Have I mentioned how much I despise gift cards? The mere sight of the rack full of them at the grocery store sends me into such a rage that I have to plan my route through the store to avoid them. All the resources that go into making that plastic card wasted after a single swipe—if it ever gets swiped at all—infuriates me as much as the effing phone book.
According to GiftRocket.com, NINE FREAKING TONS of plastic go into making the 1.6 billion gift cards we give (throw) away every bleeping year. More than 30 thousand tons of CO2 added to our atmosphere a year, just so we can say, “hey, I wanted to make sure you spend my hard-earned money at BigCorp, instead of investing your local community.”
I do get the appeal. Cold, hard cash has somehow become tacky, much like the ugly Christmas sweater. And gift cards are just so easy to pick up. I trip over (or steer myself away from) more gift card racks than ATMs on any given day. I swear I saw one in my sock drawer the other day. Or maybe I’ve been hitting the egg nog a little too hard.
Beyond convenience, they also convey a subtle “I-get-you” message. By giving you this card I recognize that you’re a Ross-Starbucks-Sephora-Target-Victoria’s Secret kind of person.
Sure, in the ancient days of my youth, such sentiments were inscribed in a relic called a greeting card. Hallmark sentiments cost a few bucks nowadays; but gift card itself is “freeeeee,” which is as outrageous a notion as “free” shipping. There’s nothing flipping free, from Earth’s perspective, about container ships, airplanes and delivery trucks moving our Asian-made goods around the world. But I digress. My favorite hobby.

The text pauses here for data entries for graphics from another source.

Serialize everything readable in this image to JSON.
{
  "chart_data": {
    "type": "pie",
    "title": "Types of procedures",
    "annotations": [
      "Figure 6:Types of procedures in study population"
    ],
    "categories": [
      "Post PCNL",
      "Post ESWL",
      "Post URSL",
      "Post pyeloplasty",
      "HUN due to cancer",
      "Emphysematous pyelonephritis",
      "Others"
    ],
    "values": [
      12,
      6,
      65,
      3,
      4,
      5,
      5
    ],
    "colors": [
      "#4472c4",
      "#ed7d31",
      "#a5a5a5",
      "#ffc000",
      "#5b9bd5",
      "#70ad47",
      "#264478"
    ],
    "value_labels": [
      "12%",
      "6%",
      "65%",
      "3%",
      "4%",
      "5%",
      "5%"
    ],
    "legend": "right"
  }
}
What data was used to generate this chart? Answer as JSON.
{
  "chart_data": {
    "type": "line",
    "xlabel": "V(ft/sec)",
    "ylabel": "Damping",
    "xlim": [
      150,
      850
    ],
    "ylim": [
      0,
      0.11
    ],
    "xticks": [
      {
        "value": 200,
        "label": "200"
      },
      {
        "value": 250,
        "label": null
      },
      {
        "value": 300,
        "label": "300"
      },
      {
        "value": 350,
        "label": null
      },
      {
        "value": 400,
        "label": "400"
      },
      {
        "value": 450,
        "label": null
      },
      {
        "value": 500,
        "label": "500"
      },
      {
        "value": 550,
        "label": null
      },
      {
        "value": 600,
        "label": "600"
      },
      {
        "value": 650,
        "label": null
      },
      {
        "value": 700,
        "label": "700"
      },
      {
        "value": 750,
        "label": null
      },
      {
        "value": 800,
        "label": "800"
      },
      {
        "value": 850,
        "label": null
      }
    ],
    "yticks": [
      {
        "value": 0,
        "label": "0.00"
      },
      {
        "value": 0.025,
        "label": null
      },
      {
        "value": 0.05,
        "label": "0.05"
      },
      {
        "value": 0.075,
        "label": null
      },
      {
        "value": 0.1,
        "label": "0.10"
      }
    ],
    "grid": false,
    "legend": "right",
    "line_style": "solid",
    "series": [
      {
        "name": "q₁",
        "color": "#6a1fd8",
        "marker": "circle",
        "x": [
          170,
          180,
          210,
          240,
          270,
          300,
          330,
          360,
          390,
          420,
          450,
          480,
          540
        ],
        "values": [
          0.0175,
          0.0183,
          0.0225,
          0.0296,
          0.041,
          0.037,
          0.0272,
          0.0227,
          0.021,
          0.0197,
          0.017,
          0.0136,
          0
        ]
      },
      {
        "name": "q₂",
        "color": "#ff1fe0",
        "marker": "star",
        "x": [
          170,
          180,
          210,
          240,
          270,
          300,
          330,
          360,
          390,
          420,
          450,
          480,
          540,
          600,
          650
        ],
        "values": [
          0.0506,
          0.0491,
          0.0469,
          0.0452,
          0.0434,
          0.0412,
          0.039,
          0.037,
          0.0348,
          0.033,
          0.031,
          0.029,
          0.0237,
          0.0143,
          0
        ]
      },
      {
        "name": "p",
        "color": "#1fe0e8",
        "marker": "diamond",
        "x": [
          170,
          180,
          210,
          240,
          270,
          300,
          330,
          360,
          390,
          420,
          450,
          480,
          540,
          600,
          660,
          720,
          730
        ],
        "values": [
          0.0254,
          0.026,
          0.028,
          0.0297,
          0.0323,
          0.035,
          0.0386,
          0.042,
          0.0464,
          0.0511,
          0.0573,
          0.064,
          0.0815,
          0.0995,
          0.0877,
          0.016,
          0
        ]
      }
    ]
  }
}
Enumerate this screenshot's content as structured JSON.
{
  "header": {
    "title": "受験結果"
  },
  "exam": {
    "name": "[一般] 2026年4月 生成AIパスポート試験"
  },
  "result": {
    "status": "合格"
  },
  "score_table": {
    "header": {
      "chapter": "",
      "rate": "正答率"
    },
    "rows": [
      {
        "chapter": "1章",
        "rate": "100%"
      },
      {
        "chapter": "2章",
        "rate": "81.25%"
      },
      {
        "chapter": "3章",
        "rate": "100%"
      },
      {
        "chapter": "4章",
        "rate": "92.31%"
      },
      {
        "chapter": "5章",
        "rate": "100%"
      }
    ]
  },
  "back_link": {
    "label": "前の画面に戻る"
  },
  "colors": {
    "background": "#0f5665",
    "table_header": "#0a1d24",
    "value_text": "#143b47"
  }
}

All of which means I never buy gift cards. Except, of course, when I do. I picked one up today, along with a truckload of self-loathing, because it’s what the foster child we “adopted” for Christmas wants. She asked for a few practical things, which I also bought, and suggested several varieties of gift cards. I planned to give her cash in lieu of any gift card, until I found myself tossing that Wild Wings card into my cart. She’s 17, collecting things for her about-to-begin life as an independent adult, and the Mom part of me wants to ensure that she spends at least some money on FUN.
And also because I have all the discipline of Homer Simpson around jelly donuts.
If only I’d heard of GiftRocket before I tossed that piece of plastic environmental desecration into my cart. A GiftRocket is a digital egift card, available for any business in the US—including local businesses (be still my heart). GiftRocket givers can suggest a business (thus satisfying the “I see you” appeal), which recipients can choose to honor or select another option. All my groans of “ugh-more-technology-to-learn” aside, I like it.
What I like even more is walking down to my favorite local restaurant, buying a (compostable) paper gift certificate. Which is what I’ll do for the gift exchange next week. And maybe I’ll enjoy a cold glass of something while I’m there, to celebrate my eco-saintliness. Chat with the owners, who have seen our kids grow from tots to teens, about all the family news. Now that’s something that neither the etailers nor the mall retailers can offer.